A Different Software License

WordWeb, a dictionary and thesaurus program for Windows, has a startling and interesting clause in its licensing terms:

You may use the program free of charge indefinitely only if
* You take at most 4 flights (2 return flights) in any 12 month period
* AND you do not own or regularly drive an SUV (sports utility vehicle).

There was some tradition with shareware authors years ago of asking for things like postcards, and a lot of web software asks for links back, especially since the rise of PageRank. And I definitely recall little applications created by independent developers that were charity-ware, asking for donations to a cause. But this is the first time I've seen a software license specifically addressing climate change.

7 Comments

It's a nice idea, though a little on the naive side, I'd say.

So the author would rather I make multiple trips with the sedan we own to ferry the boys anywhere (since the two of them *and* me cannot fit in there at the same time), or one trip with everybody in the small SUV we own (a Saturn Vue) that actually gets better milage then the sedan? I suppose we could get a minivan instead, but according to what I just looked up, the minivan we would consider would get worse milage than the SUV as well.

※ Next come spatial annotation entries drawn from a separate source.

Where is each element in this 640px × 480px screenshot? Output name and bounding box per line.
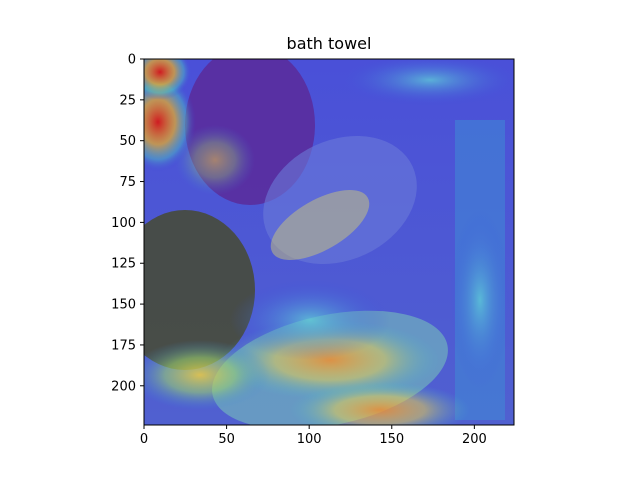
y-tick-label: 125 [111, 257, 136, 272]
figure-title: bath towel [287, 34, 372, 53]
heatmap-image [144, 59, 514, 425]
x-tick-label: 200 [462, 432, 487, 447]
x-tick-label: 150 [379, 432, 404, 447]
y-tick-label: 0 [128, 53, 136, 68]
y-tick-label: 50 [119, 134, 136, 149]
y-tick-label: 75 [119, 175, 136, 190]
y-tick-label: 100 [111, 216, 136, 231]
plot-frame [143, 58, 515, 426]
x-tick-label: 0 [140, 432, 148, 447]
x-axis: 0 50 100 150 200 [140, 425, 487, 447]
x-tick-label: 50 [218, 432, 235, 447]
y-tick-label: 175 [111, 338, 136, 353]
y-tick-label: 25 [119, 93, 136, 108]
y-tick-label: 150 [111, 298, 136, 313]
y-tick-label: 200 [111, 379, 136, 394]
y-axis: 0 25 50 75 100 125 150 175 200 [111, 53, 144, 394]
x-tick-label: 100 [297, 432, 322, 447]
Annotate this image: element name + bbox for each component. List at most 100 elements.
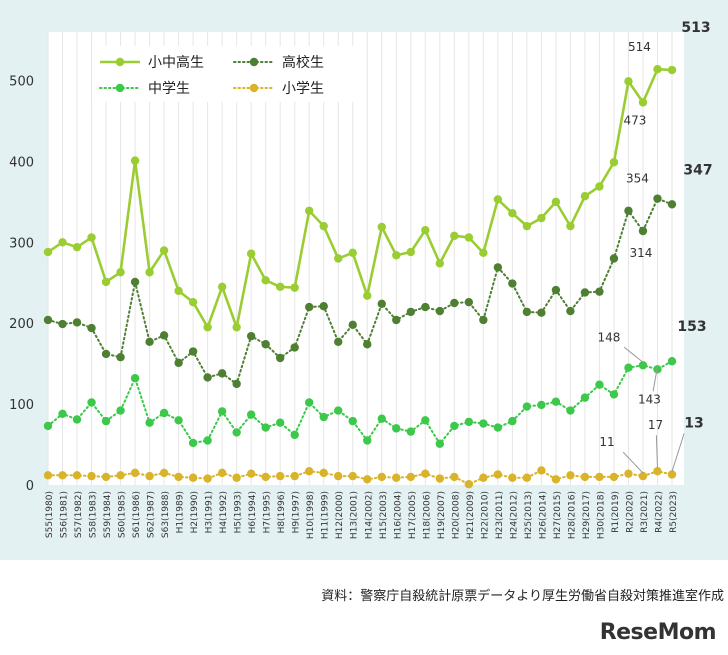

Perhaps instead of the 'SUV' moniker, an MPG restriction might be better, say anything that gets less than 20 MPG city, for example.

Oh, and I would qualify when I was driving my dinky celica 80+ miles per day, five days per week, but I wouldn't qualify now while I'm telecommuting.

My favourite shareware license was Shonenware, used by the late Scott Lemmon for Proximitron.

Second-favourite: Sisterware, where you promise to introduce Unforgiven Organizer's author to your sister, if you have one.

Well, THAT is a license that we would never approve as open source!

A similar license is the one for old versions of WarFTP, which allows all forms of personal and commercial use except by governments, which are forbidden to use the software at all because of the author's political beliefs. I always thought that was an interesting case...

Interesting. I probably can't use said software then, even though I make a habit of buying a TerraPass for each flight I take.

Cute, but I'll add some "mind your own damn business" on top of David's naivette. Aren't developers taking a big enough risk offering free-to-pay software without making the distinction something borderline silly, if well-intended?

(Also, wouldn't it be a pretty safe bet this would disqualify say, Al Gore?)

The WTFPL remains my favorite license yet.